My family had already gone there. They begged me to join them. They called, messaged, pleaded, promised me safety and a new beginning, but I refused.
I couldn't leave. Not yet.
Martial law was declared, and all hunters were ordered to stay behind and fight. But even then, some of the most influential rankers fled in secret, turning their backs on the people they once swore to protect. One of them was that bastard Clyde Zoric. Of course he ran. Cowardice disguised as strategy.
I wasn't a ranker, but I stayed behind.
Even as an ordinary nurse, I knew I could help. Healers were few and far between. High-class ones were even rarer. So I decided to stay to treat wounds, to keep people alive, to do something—anything when the world refused to be saved.
The battles were fierce and bloody. There was no time to rest, no time to breathe. We lost more people than we rescued. I watched a once-bustling city fall apart until all that remained were ashes, corpses, and silence. I witnessed every moment of it. Every scream. Every collapse. Every goodbye.
Beauty, wealth, power.
It didn't mean anything anymore. All that mattered was survival, your life, your breath and the people next to you.
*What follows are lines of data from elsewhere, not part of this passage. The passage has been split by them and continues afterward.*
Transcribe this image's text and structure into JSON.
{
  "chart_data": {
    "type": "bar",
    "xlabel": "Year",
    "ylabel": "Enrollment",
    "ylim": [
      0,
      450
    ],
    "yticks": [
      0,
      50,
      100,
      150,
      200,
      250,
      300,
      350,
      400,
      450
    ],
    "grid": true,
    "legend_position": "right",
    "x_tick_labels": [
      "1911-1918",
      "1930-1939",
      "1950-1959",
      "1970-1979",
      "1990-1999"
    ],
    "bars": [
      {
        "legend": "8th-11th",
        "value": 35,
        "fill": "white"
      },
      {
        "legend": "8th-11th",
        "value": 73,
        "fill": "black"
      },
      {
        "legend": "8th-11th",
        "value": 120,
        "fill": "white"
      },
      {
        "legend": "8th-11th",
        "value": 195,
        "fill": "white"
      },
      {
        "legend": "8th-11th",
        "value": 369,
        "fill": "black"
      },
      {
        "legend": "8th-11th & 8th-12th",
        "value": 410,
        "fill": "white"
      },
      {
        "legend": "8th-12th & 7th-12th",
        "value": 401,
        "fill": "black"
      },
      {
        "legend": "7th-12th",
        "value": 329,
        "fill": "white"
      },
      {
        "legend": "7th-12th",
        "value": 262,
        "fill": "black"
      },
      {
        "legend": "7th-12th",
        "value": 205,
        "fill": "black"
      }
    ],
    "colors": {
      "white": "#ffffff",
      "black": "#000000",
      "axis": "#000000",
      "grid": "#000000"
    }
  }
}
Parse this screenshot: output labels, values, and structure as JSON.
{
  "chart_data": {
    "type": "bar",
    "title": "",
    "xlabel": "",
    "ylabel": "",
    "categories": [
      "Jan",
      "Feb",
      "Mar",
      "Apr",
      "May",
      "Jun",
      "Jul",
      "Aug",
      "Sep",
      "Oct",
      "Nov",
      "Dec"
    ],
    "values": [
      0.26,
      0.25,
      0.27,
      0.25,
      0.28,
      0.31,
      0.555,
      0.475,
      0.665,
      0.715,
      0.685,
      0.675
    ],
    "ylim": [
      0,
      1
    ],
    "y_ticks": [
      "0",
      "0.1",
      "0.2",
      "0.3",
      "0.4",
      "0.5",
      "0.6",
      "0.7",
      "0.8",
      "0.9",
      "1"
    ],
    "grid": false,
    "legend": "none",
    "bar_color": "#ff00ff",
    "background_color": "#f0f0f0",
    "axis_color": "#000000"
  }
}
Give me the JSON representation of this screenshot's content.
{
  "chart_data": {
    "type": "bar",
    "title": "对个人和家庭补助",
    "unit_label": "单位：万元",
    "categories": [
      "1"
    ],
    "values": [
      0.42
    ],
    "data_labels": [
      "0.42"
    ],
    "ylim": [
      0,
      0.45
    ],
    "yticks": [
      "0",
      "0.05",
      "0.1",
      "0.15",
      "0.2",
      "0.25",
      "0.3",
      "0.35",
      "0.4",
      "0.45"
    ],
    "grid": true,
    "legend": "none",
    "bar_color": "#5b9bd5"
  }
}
In those final days, everything changed.
The rich bled, but the poor bled more. Celebrities were forgotten, influencers disappeared, rankers who once posed for magazine covers now died in alleyways, unnoticed and unburied.
The world had stopped pretending and I saw it all for what it truly was.
And yet I stayed.
Maybe it was stubbornness. Maybe it was guilt. Maybe it was the last thing I could do in memory of him who once also saved me.
To not turn my back. To stand where he once stood. To fight, even if I was the last one left.